Way back then my best friend & I were a couple of teenage music geeks who bought the weekly “Record Mirror”, the only place we could scan the US Top 50 charts for records that we could expect to cross the Atlantic in a month or so. A name we often saw, if not in the chart then in the new releases or “bubbling under”, was Bobby “Blue” Bland. We didn’t hear much of Bobby’s music, if it did get radio play then the show would be way past our bedtime & that smoky dive bar where they played the Blues existed only in our imaginations or a future Tarantino movie. The little we did hear sounded to our young ears a little restrained, even old-fashioned. The energetic Soul sounds of young America coming out of Memphis & Detroit were much more our glass of Dandelion & Burdock.
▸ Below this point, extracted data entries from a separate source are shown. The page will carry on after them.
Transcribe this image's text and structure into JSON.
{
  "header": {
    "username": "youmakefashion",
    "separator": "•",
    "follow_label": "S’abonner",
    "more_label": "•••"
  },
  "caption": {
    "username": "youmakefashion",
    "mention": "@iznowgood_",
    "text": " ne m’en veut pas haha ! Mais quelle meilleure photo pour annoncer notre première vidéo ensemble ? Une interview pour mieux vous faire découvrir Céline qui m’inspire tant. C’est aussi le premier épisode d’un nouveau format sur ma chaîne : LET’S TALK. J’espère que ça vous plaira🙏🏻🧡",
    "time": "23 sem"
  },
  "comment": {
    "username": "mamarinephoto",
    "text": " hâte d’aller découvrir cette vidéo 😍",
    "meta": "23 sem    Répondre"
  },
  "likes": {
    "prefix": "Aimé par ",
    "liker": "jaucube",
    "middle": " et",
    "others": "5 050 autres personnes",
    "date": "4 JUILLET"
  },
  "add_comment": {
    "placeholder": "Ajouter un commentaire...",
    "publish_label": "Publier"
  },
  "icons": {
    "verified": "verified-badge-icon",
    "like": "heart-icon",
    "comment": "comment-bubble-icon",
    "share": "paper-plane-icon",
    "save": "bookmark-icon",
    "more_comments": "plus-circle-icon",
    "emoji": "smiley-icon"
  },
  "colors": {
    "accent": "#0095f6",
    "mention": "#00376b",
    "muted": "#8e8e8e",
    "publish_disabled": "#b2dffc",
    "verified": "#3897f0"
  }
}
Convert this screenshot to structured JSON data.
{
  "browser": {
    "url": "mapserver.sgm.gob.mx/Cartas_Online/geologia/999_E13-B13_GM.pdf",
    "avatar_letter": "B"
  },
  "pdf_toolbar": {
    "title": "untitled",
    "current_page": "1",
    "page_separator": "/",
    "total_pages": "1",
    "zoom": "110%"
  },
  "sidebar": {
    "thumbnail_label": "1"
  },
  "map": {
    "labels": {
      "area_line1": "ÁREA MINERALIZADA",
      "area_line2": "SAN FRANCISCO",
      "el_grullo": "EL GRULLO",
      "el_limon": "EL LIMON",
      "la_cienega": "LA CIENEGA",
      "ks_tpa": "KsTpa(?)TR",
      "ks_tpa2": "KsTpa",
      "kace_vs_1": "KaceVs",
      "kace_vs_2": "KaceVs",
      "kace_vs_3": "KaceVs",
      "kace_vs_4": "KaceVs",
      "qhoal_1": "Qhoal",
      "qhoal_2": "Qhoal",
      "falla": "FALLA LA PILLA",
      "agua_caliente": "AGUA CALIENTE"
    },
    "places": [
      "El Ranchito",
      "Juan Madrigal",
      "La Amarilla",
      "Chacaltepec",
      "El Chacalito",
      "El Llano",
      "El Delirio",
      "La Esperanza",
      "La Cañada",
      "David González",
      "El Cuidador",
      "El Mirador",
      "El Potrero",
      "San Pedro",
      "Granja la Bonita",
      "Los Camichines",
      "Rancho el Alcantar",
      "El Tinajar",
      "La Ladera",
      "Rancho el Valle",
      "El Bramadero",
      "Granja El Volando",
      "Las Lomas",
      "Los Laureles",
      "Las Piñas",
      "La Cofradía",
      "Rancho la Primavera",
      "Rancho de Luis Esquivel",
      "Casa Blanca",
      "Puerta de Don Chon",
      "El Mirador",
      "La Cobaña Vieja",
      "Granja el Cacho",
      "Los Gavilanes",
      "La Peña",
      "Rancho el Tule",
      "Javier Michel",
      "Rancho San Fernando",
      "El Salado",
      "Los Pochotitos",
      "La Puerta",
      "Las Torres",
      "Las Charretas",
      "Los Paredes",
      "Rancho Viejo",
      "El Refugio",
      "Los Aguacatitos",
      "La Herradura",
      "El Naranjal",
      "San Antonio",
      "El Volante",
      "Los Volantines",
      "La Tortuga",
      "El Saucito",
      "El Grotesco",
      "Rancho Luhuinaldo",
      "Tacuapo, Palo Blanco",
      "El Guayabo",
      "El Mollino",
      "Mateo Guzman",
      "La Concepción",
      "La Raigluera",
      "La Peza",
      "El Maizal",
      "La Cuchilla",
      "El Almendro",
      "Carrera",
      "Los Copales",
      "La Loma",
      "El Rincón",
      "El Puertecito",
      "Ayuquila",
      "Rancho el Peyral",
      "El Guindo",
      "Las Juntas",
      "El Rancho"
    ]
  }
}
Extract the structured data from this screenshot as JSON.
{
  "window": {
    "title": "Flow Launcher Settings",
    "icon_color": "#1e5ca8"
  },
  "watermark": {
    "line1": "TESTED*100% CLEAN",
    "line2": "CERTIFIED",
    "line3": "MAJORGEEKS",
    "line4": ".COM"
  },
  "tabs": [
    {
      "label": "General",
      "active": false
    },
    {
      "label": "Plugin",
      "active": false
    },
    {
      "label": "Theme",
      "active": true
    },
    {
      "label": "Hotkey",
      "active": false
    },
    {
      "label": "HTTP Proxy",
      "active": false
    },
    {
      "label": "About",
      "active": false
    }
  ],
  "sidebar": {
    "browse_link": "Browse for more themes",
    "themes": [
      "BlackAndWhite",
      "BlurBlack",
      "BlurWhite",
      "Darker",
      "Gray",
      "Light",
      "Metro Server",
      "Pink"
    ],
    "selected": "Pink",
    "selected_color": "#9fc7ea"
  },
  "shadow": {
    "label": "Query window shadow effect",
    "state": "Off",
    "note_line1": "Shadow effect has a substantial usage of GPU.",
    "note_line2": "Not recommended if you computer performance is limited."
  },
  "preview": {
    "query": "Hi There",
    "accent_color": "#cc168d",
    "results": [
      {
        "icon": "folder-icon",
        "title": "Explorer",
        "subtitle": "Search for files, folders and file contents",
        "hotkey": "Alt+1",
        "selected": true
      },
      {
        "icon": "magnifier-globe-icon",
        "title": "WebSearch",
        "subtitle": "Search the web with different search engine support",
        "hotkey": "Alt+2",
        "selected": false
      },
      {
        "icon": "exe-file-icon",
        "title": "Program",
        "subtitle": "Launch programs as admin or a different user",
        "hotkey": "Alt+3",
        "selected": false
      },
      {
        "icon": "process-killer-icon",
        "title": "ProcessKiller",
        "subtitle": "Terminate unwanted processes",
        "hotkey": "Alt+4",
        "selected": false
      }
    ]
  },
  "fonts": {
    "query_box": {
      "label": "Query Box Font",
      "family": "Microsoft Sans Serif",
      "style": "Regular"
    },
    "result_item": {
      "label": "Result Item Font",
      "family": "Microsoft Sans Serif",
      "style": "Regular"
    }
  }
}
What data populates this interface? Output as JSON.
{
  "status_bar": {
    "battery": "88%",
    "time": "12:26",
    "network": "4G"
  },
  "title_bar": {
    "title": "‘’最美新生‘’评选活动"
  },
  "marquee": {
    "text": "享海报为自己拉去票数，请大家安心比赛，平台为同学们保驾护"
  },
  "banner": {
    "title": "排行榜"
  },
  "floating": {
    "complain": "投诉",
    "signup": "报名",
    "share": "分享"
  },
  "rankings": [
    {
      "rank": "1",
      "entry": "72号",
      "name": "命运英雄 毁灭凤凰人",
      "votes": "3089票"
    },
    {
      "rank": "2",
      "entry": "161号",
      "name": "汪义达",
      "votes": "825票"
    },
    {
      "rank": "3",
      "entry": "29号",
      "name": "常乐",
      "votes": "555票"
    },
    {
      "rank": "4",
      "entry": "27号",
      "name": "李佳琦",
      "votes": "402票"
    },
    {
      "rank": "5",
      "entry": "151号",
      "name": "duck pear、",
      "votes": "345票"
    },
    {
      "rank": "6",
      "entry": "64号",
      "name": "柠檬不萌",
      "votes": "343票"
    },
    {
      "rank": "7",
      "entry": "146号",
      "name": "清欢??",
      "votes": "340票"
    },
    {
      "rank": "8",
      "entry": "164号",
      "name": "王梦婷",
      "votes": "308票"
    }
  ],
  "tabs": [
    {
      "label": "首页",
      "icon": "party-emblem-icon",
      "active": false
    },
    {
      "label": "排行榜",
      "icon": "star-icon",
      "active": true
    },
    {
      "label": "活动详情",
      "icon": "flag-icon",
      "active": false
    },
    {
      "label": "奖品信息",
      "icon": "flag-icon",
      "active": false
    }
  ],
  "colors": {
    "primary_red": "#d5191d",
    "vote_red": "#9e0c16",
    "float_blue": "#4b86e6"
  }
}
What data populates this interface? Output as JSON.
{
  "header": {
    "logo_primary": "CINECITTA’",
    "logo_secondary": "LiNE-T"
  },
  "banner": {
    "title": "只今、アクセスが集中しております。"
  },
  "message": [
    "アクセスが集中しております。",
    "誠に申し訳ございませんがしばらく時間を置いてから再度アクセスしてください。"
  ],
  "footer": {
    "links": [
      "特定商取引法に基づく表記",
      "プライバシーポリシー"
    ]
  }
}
I know, I was so much older then.
Bobby Bland was part of an earlier generation of Memphis musicians, the Beale Streeters, who included Johnny Ace & B.B. King. He first recorded in 1951, finding success six years later when signed to Duke Records where he stayed for 20 years. The head of Duke, Don Robey’s, business practice included a tight control over publishing which led to his alias Deadric Malone being credited as the writer of many songs. Bland, disadvantaged by his illiteracy, was signed to a contract which paid reduced royalties consigning him to an arduous touring schedule to earn his living though the singer, aware of limited opportunities for an uneducated Black man, held little resentment towards Robey. Through the 1960s Bobby enjoyed consistent success on the R&B chart with only rare crossover on to the Pop listing. I can point you towards “I’ll Take Care Of You”, “Lead Me On” & “Turn On Your Lovelight” while his string of hits, with sophisticated arrangements by Joe Scott which added colour while Bobby sang the Blues without overwhelming a unique voice, is a formidable body of work. “I’m Sorry”, the highest new entry of the week at #44 is the latest of these fine songs.
Bobby Bland’s instrument was his voice, maturity & fine tuning adding a guttural growl to his rich sensual sweetness. He sang songs about the yearning for, the finding & the losing of Love with an impeccable emotionality, a sophistication & a comprehension that was unmatched. His brand of urban Blues, songs of experience, did not always have wide appeal but the more life you lived the more you understood & identified with this music for grown-ups. A move to a bigger label, with a wider choice of material & better promotion combined with repackaging of his Duke years brought a greater appreciation & recognition for Bobby, He truly was “The Voice”.
For this week’s live clip it’s back to that #1 record. Over the weekend 5th-7th of March 1971 Aretha Franklin played three explosive concerts at the Fillmore West in San Francisco. Backed by King Curtis’ super band, Billy Preston, the Memphis Horns & the Sweethearts of Soul Aretha mixed her back catalogue with contemporary hits in a dramatic, landmark live performance. There are, as far as I am aware, 564 versions of Paul Simon’s “Bridge Over Troubled Water”, none of them are better than this one.